Bank reconciliation is referred to as the process where the transactions in one’s internal accounting system are compared with the actual bank or credit card statements. This is true for the accounting in all companies including that for real estate accounting.
What’s bookkeeping?
Bookkeeping is the process where every transaction is being recorded, whether it be on some bank statement, or credit card statement or even some other source such as cash. Then categorization is done of that transaction for reporting needs. Now, the bank reconciliation will be done to see that all transactions are accounted for appropriately for some given time period.
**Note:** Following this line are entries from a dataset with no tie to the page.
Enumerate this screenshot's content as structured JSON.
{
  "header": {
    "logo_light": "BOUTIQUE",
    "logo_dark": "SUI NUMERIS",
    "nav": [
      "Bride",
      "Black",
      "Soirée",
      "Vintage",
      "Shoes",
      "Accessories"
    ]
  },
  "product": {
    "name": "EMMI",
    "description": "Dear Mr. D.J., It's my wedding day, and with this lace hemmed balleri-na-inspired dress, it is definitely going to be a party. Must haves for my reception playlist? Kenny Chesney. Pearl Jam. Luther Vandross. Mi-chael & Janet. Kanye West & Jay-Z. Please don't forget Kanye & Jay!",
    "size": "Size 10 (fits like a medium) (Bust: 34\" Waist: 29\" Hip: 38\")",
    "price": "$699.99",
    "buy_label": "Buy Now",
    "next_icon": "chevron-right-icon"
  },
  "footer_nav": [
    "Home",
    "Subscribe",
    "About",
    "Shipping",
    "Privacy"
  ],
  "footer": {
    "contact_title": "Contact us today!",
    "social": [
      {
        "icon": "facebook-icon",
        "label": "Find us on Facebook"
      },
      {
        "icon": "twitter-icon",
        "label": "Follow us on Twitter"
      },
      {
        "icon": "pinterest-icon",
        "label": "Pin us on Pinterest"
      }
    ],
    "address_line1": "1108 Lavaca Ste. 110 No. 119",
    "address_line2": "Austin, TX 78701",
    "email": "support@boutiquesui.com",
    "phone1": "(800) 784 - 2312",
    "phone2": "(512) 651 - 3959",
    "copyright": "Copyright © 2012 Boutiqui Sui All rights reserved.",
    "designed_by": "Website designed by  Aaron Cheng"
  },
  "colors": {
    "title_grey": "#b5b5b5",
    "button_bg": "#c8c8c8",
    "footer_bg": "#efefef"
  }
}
It is suggested to choose outsourcing real estate bookkeeping for the real estate companies. Outsourcing bookkeeping service is done to ensure proper maintenance of all records, thereby allowing correct results during bank reconciliations.
Importance/reasons of bank reconciliations
The importance of bank reconciliation is to ensure proper management and monitoring of cash flow. Here are some points representing the need to do bank reconciliations.
For identifying frauds
Identification of signs of fraud is one of the main reasons for reconciling transactions in a bank account. This will give answers to many questions such as whether or not the checks were issued with authorization, and whether or not there were any unauthorized transfers out of the account.
For validating data entry
It helps in finding any irregularities, like the entry of wrong amounts, data entry errors, or the presence of duplicate entries. It will help in easily finding out the errors that may have occurred during other accounting processes.
To confirm financial statements’ accuracy
There can be some mistakes by banks too. So even the bank’s statements can be viewed and corrected in case of any discrepancy found. It will confirm that the financial statement is the same as the bank’s statement. This will keep things under control and prevent them from getting out of hand.
For accuracy in tax reporting
The correct information is also required for generating a correct tax return. Bank reconciliation will provide all necessary data correctly in the end, thereby letting you enjoy freedom from any mistakes during tax return filing.
For maintaining control over theft
It will also be useful to identify any theft being done to your company. It will further prevent all chances of theft by employees and other people.
Thus, bank reconciliation will serve its objectives of catching fraud before it’s late and catching other issues or errors, such as bounced payments and miscellaneous fees. It will also support you with accurate transactions as well as ensuring transactions’ existence.
Areas that can be impacted due to non-performance of the bank reconciliation
There can be missing expenses, impacting the performance metrics and tax reporting. Sales tax implications may arise when there’s missing sales tax collected on the revenue or incurred on the expenses. It may lead to penalties or interests payable when there’s misreporting of sales tax numbers to tax authorities. Furthermore, there can be personal tax implications as well as issues with cash flow management.
Bank reconciliations should also be done at the required frequency. It may be annually or monthly, or even weekly or daily in some cases. Outsourcing real estate accounting is a safe way to assign the accounting tasks to some reliable company, as it will ensure correct and error-free results in the end.